Frost is the Big Ten’s only first-year coach, returning to the program he quarterbacked to a share of the 1997 national title. The Huskers haven’t won a conference championship since 1999 (Big 12) and are 12-14 in Big Ten games the last three years. The Huskers’ difficult schedule means progress might not be measured in wins and losses this season. Frost wants to bring back the physicality and player development that spawned championships in the program’s 1990s heyday. Then he will set his sights on overtaking Wisconsin.
“A lot of what Wisconsin is doing is the Nebraska model,” Frost said. “They’ve been out-Nebraska-ing Nebraska, and we’re here to fix that.”
Offense: Ohio State RB J.K. Dobbins started 12 games as a freshman and set a school rookie record with 1,403 yards. Penn State QB Trace McSorley has thrown a TD pass in 28 straight games, the longest active streak in the FBS. Wisconsin RB Jonathan Taylor ran for 1,977 yards to set the Bowl Subdivision freshman rushing record.

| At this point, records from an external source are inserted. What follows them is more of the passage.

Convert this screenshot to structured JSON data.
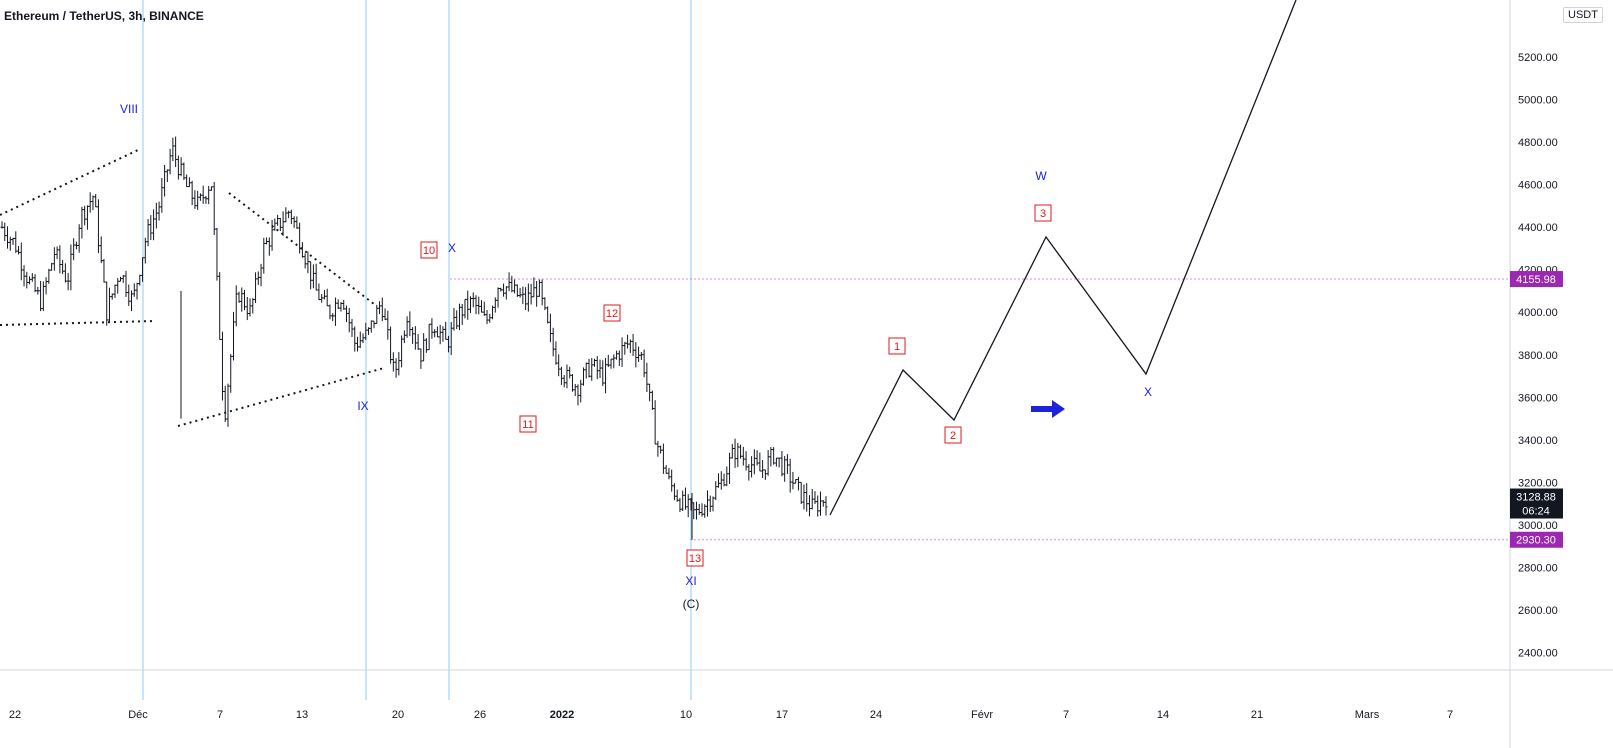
{
  "header": {
    "symbol_title": "Ethereum / TetherUS, 3h, BINANCE",
    "currency_button": "USDT"
  },
  "chart_data": {
    "type": "candlestick",
    "title": "Ethereum / TetherUS, 3h, BINANCE",
    "ylim": [
      2280,
      5480
    ],
    "y_ticks": [
      "2400.00",
      "2600.00",
      "2800.00",
      "3000.00",
      "3200.00",
      "3400.00",
      "3600.00",
      "3800.00",
      "4000.00",
      "4200.00",
      "4400.00",
      "4600.00",
      "4800.00",
      "5000.00",
      "5200.00"
    ],
    "x_ticks": [
      "22",
      "Déc",
      "7",
      "13",
      "20",
      "26",
      "2022",
      "10",
      "17",
      "24",
      "Févr",
      "7",
      "14",
      "21",
      "Mars",
      "7"
    ],
    "price_badges": [
      {
        "label": "4155.98",
        "value": 4155.98,
        "color": "#9c27b0"
      },
      {
        "label": "2930.30",
        "value": 2930.3,
        "color": "#9c27b0"
      }
    ],
    "last_price": {
      "label": "3128.88",
      "countdown": "06:24",
      "value": 3128.88
    },
    "horizontal_levels": [
      4155.98,
      2930.3
    ],
    "vertical_markers": [
      "Déc",
      "18",
      "23",
      "10"
    ],
    "price_path": [
      {
        "t": 0,
        "p": 4400
      },
      {
        "t": 1,
        "p": 4320
      },
      {
        "t": 2,
        "p": 4150
      },
      {
        "t": 3,
        "p": 4050
      },
      {
        "t": 4,
        "p": 4280
      },
      {
        "t": 5,
        "p": 4150
      },
      {
        "t": 6,
        "p": 4450
      },
      {
        "t": 7,
        "p": 4550
      },
      {
        "t": 8,
        "p": 4000
      },
      {
        "t": 9,
        "p": 4200
      },
      {
        "t": 10,
        "p": 4050
      },
      {
        "t": 11,
        "p": 4350
      },
      {
        "t": 12,
        "p": 4500
      },
      {
        "t": 13,
        "p": 4770
      },
      {
        "t": 14,
        "p": 4600
      },
      {
        "t": 15,
        "p": 4500
      },
      {
        "t": 16,
        "p": 4620
      },
      {
        "t": 17,
        "p": 3500
      },
      {
        "t": 18,
        "p": 4100
      },
      {
        "t": 19,
        "p": 4000
      },
      {
        "t": 20,
        "p": 4300
      },
      {
        "t": 21,
        "p": 4400
      },
      {
        "t": 22,
        "p": 4480
      },
      {
        "t": 23,
        "p": 4300
      },
      {
        "t": 24,
        "p": 4100
      },
      {
        "t": 25,
        "p": 4000
      },
      {
        "t": 26,
        "p": 4080
      },
      {
        "t": 27,
        "p": 3850
      },
      {
        "t": 28,
        "p": 3900
      },
      {
        "t": 29,
        "p": 4050
      },
      {
        "t": 30,
        "p": 3700
      },
      {
        "t": 31,
        "p": 4000
      },
      {
        "t": 32,
        "p": 3800
      },
      {
        "t": 33,
        "p": 3950
      },
      {
        "t": 34,
        "p": 3850
      },
      {
        "t": 35,
        "p": 4000
      },
      {
        "t": 36,
        "p": 4050
      },
      {
        "t": 37,
        "p": 3950
      },
      {
        "t": 38,
        "p": 4140
      },
      {
        "t": 39,
        "p": 4100
      },
      {
        "t": 40,
        "p": 4050
      },
      {
        "t": 41,
        "p": 4120
      },
      {
        "t": 42,
        "p": 3850
      },
      {
        "t": 43,
        "p": 3700
      },
      {
        "t": 44,
        "p": 3650
      },
      {
        "t": 45,
        "p": 3750
      },
      {
        "t": 46,
        "p": 3700
      },
      {
        "t": 47,
        "p": 3800
      },
      {
        "t": 48,
        "p": 3860
      },
      {
        "t": 49,
        "p": 3780
      },
      {
        "t": 50,
        "p": 3400
      },
      {
        "t": 51,
        "p": 3200
      },
      {
        "t": 52,
        "p": 3100
      },
      {
        "t": 53,
        "p": 3050
      },
      {
        "t": 54,
        "p": 3120
      },
      {
        "t": 55,
        "p": 3200
      },
      {
        "t": 56,
        "p": 3350
      },
      {
        "t": 57,
        "p": 3300
      },
      {
        "t": 58,
        "p": 3250
      },
      {
        "t": 59,
        "p": 3330
      },
      {
        "t": 60,
        "p": 3250
      },
      {
        "t": 61,
        "p": 3150
      },
      {
        "t": 62,
        "p": 3080
      },
      {
        "t": 63,
        "p": 3128.88
      }
    ],
    "projection": {
      "type": "line",
      "points": [
        {
          "x": "Jan 20",
          "y": 3060
        },
        {
          "x": "Jan 26",
          "y": 3730
        },
        {
          "x": "Jan 30",
          "y": 3490
        },
        {
          "x": "Feb 5",
          "y": 4350
        },
        {
          "x": "Feb 12",
          "y": 3710
        },
        {
          "x": "Feb 23",
          "y": 5450
        }
      ]
    },
    "wave_labels": {
      "red_boxed": [
        "10",
        "11",
        "12",
        "13",
        "1",
        "2",
        "3"
      ],
      "blue": [
        "VIII",
        "IX",
        "X",
        "XI",
        "W",
        "X"
      ],
      "black": [
        "(C)"
      ]
    }
  }
}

Defense: Michigan DE Rashan Gary, one of the most athletically gifted players in the college game, had 12 tackles for loss and six sacks. Ohio State DE Nick Bosa led his team with 16 tackles for loss and eight sacks. Wisconsin LB T.J. Edwards was the Badgers’ second-leading tackler, and his four interceptions tied for most by a Power Five linebacker.
Northwestern RB Jeremy Larkin rushed for 503 yards and averaged 6 yards per carry as the backup to star Justin Jackson.
Iowa QB Nate Stanley flies under the radar even in his own conference. His 26 TD passes against six interceptions showed he’s the real deal.
Indiana safety-linebacker Marcelino Ball, who missed most of last season with a knee injury, was stellar in 2016 and ready to re-emerge.